That good man, it is perhaps superfluous to say, had not sought his bed. He was a widower, and had no one to dissuade him from keeping vigil until daybreak. At ten o'clock, therefore, having seen to the trimming of his lamp and dismissed the servants to rest, he lit his study fire, set the kettle upon it, and having mixed himself a bowl of brandy-punch (in the concoction of which all Troy acknowledged him to be an expert), drew his arm-chair close to the genial blaze, and sat alternately sipping his brew and conning for the thousandth time the annotated pamphlet in which he had demonstrated exhaustively, redundantly, irrefutably, beyond possibility of disbelief or doubt, that with the morrow the world's great age must be renewed and the Millennium dawn upon earth.
For an hour and a half, or maybe three-quarters, he sat reading and reassuring himself that the armour of his proof was indeed proof-armour and exposed no chink to assault; and then—
The Vicar was a man of clean conscience and regular habits. He closed his eyes to review the argument. By and by his chin dropped forward on his chest. He slept. He dreamt. His dreams were formless, uneasy; such as one might expect who deserts his bed and his course of habit to sleep upright in an arm-chair. A vague trouble haunted them; or, rather, a presentiment of trouble. It grew and grew; and almost as it became intolerable, a bell seemed to clang in his ears, and he started up, awake, gripping his chair, his brow clammy with a sudden sweat. He glanced around him. The fire was cold, his lamp burned low, his book had fallen to the floor. Was it this that had aroused him? No; surely a bell had clanged in his ears. His brain kept the echo of it yet.
He listened. The clang was not repeated; but gradually his ears became aware of a low murmuring, irregular yet continuous; a sound, it seemed, of voices, yet not of human voices; a moaning, and yet not quite a moaning, but rather what the French would call a mugissement.
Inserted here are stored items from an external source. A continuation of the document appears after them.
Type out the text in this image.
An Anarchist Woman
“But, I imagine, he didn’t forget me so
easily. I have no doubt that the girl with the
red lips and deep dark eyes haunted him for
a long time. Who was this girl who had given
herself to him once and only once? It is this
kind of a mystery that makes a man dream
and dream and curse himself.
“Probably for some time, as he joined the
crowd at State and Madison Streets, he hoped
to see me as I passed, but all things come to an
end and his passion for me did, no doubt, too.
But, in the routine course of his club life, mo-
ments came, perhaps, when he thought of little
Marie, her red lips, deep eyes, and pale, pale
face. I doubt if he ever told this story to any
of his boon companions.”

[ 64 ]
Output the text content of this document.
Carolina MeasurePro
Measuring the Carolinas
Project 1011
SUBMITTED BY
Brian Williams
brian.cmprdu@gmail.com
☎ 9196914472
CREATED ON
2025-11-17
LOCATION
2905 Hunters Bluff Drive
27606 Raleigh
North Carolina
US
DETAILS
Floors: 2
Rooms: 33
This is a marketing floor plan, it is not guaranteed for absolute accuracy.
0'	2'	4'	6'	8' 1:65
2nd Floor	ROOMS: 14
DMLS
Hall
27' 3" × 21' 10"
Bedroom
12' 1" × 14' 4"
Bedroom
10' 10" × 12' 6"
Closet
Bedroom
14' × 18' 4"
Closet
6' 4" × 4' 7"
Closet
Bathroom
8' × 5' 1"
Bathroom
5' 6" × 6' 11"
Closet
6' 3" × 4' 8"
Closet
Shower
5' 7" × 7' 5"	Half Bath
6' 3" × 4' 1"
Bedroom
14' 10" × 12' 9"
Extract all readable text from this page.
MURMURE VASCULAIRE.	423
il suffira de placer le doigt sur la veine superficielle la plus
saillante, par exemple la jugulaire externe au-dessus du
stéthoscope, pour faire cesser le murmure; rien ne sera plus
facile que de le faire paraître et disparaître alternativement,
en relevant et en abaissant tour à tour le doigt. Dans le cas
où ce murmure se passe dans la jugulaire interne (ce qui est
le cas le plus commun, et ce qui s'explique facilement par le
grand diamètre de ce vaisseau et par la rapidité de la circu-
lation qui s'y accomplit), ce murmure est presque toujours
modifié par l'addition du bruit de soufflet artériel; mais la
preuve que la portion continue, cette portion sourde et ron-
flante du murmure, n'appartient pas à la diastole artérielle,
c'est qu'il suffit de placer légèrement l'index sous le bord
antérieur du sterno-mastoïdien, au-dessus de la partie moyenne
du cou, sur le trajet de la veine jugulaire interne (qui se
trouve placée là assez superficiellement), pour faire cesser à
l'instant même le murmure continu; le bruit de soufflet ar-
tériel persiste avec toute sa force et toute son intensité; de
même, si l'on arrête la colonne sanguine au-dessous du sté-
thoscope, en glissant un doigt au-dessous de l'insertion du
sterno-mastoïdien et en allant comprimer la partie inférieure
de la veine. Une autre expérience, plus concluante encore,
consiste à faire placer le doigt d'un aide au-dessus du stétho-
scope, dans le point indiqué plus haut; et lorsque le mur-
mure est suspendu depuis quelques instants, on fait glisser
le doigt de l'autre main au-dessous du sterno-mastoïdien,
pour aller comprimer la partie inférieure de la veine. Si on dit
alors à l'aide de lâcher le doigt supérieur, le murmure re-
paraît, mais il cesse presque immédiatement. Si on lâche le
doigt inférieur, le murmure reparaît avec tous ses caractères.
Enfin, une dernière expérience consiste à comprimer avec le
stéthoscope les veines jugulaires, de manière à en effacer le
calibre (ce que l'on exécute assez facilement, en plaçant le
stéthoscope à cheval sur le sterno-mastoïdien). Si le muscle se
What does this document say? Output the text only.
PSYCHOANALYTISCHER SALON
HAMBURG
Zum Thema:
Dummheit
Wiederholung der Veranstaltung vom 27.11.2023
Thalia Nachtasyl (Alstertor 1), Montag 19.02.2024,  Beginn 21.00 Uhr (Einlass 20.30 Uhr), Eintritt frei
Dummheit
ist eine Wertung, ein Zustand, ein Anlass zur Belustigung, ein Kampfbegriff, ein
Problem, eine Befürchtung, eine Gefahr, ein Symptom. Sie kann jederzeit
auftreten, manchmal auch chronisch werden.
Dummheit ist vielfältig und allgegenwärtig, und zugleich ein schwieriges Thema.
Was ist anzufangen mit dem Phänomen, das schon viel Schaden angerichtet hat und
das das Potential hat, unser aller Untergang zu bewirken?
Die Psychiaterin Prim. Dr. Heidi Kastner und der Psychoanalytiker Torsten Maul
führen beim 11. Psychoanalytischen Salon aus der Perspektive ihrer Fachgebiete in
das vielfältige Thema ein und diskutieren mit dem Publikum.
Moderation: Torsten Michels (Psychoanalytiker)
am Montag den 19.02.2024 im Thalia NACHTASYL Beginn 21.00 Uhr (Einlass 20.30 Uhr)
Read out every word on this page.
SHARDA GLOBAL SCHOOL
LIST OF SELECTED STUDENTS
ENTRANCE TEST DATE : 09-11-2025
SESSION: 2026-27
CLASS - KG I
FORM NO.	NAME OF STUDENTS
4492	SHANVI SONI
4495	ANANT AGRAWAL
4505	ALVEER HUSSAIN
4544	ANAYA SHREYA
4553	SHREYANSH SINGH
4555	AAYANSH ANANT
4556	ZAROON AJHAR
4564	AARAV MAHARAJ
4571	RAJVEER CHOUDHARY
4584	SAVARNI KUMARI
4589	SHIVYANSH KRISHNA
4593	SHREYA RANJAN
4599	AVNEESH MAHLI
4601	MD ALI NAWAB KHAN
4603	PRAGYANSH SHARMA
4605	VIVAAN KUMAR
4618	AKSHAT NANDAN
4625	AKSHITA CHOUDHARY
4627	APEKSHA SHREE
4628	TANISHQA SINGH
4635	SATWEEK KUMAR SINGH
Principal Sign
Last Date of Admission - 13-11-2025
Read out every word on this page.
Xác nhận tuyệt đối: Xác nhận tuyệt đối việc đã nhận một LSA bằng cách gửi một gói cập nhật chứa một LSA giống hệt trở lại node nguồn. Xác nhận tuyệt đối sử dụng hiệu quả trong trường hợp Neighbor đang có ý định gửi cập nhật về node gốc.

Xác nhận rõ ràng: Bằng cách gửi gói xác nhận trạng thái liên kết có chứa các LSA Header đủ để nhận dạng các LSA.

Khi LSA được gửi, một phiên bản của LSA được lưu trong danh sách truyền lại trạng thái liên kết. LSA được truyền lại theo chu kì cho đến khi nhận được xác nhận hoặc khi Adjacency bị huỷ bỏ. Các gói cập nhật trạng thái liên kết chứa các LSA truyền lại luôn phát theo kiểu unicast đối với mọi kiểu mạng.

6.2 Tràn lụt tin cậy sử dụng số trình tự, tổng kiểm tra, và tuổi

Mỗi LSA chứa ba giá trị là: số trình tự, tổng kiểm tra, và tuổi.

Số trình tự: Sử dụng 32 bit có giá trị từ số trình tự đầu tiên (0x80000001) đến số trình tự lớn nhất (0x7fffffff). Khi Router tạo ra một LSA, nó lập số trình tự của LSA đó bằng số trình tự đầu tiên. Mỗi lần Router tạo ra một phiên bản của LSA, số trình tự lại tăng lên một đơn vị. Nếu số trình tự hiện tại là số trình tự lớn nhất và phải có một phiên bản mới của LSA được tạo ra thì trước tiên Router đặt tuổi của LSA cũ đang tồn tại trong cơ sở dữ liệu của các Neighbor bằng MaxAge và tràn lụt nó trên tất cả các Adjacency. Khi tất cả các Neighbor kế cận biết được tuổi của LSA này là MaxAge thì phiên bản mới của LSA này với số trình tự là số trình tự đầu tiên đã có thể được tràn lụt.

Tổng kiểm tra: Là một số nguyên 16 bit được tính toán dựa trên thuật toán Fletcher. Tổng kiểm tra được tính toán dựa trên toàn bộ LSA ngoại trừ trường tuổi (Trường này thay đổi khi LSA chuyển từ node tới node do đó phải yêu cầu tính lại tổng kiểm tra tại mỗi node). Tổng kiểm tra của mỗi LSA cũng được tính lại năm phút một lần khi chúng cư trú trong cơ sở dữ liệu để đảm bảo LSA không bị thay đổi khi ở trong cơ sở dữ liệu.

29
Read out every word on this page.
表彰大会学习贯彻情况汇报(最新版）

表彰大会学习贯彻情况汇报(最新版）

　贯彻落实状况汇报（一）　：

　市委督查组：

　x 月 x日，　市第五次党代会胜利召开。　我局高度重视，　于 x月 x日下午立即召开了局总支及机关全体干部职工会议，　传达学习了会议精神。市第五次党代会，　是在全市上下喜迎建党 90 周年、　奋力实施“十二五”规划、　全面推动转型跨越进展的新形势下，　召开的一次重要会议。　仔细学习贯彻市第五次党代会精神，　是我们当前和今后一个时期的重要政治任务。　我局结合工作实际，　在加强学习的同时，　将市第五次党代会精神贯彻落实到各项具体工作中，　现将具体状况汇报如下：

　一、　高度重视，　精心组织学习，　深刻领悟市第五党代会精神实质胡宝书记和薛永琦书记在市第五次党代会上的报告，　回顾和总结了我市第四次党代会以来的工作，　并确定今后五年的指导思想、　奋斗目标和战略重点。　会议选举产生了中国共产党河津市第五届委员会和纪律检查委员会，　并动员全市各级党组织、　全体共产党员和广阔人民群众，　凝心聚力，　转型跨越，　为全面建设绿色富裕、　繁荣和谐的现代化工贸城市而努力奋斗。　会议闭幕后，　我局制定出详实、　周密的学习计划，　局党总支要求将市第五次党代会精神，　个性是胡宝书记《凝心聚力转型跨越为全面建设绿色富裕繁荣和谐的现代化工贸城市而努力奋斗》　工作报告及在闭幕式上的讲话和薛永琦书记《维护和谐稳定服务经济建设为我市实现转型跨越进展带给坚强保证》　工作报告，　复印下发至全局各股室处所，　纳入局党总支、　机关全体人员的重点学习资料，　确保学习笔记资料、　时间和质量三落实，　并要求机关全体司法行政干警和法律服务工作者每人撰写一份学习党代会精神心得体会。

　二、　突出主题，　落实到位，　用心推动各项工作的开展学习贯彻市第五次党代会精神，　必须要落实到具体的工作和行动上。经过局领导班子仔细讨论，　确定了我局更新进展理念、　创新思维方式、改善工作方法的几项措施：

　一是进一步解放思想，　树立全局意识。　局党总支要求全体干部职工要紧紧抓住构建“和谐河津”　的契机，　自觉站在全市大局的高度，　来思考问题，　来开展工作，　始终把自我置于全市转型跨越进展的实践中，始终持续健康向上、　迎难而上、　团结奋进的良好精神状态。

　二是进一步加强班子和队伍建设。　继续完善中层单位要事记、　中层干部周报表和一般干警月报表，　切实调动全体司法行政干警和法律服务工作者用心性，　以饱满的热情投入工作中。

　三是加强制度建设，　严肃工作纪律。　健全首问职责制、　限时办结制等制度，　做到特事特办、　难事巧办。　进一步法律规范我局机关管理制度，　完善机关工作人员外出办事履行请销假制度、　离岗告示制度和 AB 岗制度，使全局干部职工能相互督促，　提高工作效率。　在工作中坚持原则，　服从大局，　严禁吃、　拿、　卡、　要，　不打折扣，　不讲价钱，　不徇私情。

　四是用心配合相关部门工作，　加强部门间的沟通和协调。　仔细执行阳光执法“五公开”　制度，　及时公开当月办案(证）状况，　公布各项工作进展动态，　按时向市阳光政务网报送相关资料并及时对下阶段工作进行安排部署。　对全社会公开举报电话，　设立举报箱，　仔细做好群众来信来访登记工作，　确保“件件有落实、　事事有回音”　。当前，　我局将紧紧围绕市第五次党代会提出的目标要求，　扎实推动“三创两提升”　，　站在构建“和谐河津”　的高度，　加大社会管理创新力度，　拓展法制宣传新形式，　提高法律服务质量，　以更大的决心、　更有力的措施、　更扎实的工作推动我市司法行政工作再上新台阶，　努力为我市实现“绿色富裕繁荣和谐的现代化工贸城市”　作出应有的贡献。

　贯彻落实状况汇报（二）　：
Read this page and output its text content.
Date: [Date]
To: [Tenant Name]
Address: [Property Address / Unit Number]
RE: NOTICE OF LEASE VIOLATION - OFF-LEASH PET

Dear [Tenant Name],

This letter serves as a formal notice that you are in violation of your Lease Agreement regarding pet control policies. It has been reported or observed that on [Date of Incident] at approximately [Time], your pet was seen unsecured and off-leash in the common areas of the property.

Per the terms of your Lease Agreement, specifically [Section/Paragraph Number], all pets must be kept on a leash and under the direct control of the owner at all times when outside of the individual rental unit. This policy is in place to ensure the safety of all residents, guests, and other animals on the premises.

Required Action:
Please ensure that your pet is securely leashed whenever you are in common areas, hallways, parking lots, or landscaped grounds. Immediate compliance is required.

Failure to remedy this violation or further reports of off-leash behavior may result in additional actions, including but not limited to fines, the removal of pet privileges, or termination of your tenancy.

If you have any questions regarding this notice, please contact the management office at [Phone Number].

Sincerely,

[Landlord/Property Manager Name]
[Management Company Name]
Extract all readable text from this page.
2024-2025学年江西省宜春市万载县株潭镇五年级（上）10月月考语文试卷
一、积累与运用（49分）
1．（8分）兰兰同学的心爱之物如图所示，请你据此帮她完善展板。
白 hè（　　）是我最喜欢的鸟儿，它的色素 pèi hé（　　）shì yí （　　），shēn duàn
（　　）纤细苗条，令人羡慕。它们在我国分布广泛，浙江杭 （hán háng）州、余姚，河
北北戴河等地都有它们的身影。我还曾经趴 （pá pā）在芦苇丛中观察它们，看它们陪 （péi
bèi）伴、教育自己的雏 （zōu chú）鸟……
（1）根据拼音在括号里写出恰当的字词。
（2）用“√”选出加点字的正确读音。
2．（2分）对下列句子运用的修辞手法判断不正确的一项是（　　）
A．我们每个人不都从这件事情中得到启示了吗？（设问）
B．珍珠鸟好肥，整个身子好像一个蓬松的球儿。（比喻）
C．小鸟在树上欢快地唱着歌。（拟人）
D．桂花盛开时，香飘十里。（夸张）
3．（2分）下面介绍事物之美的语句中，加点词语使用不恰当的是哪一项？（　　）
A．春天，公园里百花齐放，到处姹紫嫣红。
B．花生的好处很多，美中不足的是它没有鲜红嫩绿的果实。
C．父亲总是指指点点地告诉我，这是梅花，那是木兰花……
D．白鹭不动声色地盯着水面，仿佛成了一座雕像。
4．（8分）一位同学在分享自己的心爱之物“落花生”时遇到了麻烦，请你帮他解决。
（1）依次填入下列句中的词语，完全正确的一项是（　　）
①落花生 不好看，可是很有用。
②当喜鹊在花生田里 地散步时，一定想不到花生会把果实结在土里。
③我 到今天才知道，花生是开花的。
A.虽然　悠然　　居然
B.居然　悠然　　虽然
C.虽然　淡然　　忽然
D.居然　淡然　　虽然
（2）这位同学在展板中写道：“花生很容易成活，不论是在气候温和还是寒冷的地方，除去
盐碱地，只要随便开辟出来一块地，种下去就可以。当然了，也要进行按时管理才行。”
Yes, it resembled rather the confused lowing of cattle than any other sound known to him. But that was inconceivable.…
He stepped to the window-curtains through which the pale dawn filtered; pulled them aside and started back with a cry of something more than dismay. The Vicarage faced upon the churchyard; and the churchyard was filled—packed—with cattle! Oxen and cows, steers, heifers, and young calves; at least thirty score were gathered there, a few hardier phlegmatic beasts cropping the herbage on the graves; but the mass huddled together, rubbing flanks, swaying this way and that in the pressure of panic as corn is swayed by flukes of summer wind.
The Vicar was no coward. Recovering himself, he ran to the passage, caught his hat down from the peg, and flung wide the front door.
A little beyond his gate a lime-tree walk led down through the churchyard to the town. But gazing over the chines of the herd beyond his garden railing, he saw that through this avenue he could not hope to force a passage; it was crowded so densely that dozen upon dozen of the poor brutes stood with horns interlocked, unable to lift or lower their heads.
To the right a line of cottages bounded the churchyard and overlooked it; and between them and the churchyard wall there ran a narrow cobbled lane known as Pease Alley (i.e., pis aller, the Vicar was wont to explain humorously). Through this he might hope to reach the Lower Town and discover some interpretation of the portent. He opened the gate boldly.
It was obvious, whatever might be the reason, that terror possessed the cattle. At the creaking of the gate the nearest brutes retreated, pressing back against their fellows, lowering their heads; and yet not viciously, but as though to meet an unknown danger.
"Soh!" called the Vicar. "Soh, then!… upon my word," he went on whimsically, answering the appeal in their frightened, liquid eyes, "it's no use your asking me. You can't possibly be worse puzzled than I am!"